BAYREUTH / Aplauso y emoción. In memoriam Stephen Gould
Bayreuth. Festspielhaus. 12-VIII-2024. Klaus Florian Vogt, Elisabeth Teige, Markus Eiche, Irene Roberts, Günther Groissböck, Siyabonga Maqungo, Ólafur Sigurdarson, Martin Koch. Orquesta y Coro del Festival de Bayreuth. Dirección musical: Nathalie Stutzmann. Dirección de escena: Tobias Kratzer. Wagner: Tannhäuser.

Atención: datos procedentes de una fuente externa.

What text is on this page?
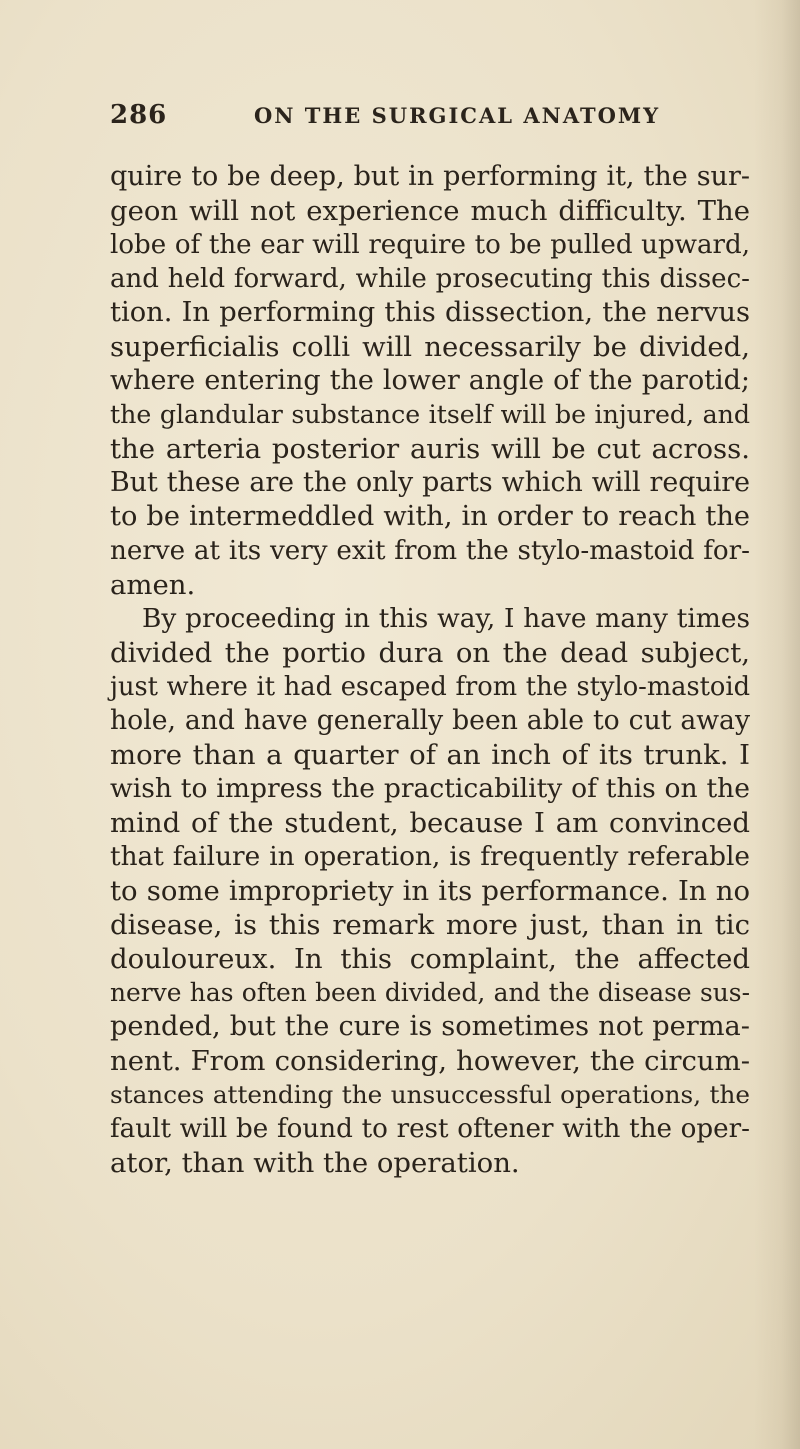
286	ON THE SURGICAL ANATOMY
quire to be deep, but in performing it, the sur-
geon will not experience much difficulty. The
lobe of the ear will require to be pulled upward,
and held forward, while prosecuting this dissec-
tion. In performing this dissection, the nervus
superficialis colli will necessarily be divided,
where entering the lower angle of the parotid;
the glandular substance itself will be injured, and
the arteria posterior auris will be cut across.
But these are the only parts which will require
to be intermeddled with, in order to reach the
nerve at its very exit from the stylo-mastoid for-
amen.
By proceeding in this way, I have many times
divided the portio dura on the dead subject,
just where it had escaped from the stylo-mastoid
hole, and have generally been able to cut away
more than a quarter of an inch of its trunk. I
wish to impress the practicability of this on the
mind of the student, because I am convinced
that failure in operation, is frequently referable
to some impropriety in its performance. In no
disease, is this remark more just, than in tic
douloureux. In this complaint, the affected
nerve has often been divided, and the disease sus-
pended, but the cure is sometimes not perma-
nent. From considering, however, the circum-
stances attending the unsuccessful operations, the
fault will be found to rest oftener with the oper-
ator, than with the operation.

Por una vez en el Festspielhaus de Bayreuth, la emoción no arrancó de la música ni de la escena. Ocurrió durante la obertura de Tannhäuser, cuando en la proyección que incluye la imaginativa y excepcional producción de Tobias Kratzer, la cámara acercó la mirada y enfocó el objetivo hacía una foto enmarcada ubicada sobre una mesita situada en el interior de la destartalada autocaravana en la que se mueven los protagonistas de la ópera. De repente, el público irrumpió -irrumpimos- en un espontáneo, largo y sonoro aplauso en mitad del preludio. El rostro de la foto era el de Stephen Gould , el gran tenor wagneriano estadounidense que precisamente había estrenado esta producción en 2019, dirigida entonces por Christian Thielemann, fallecido tempranamente el pasado mes de septiembre, con apenas 61 años.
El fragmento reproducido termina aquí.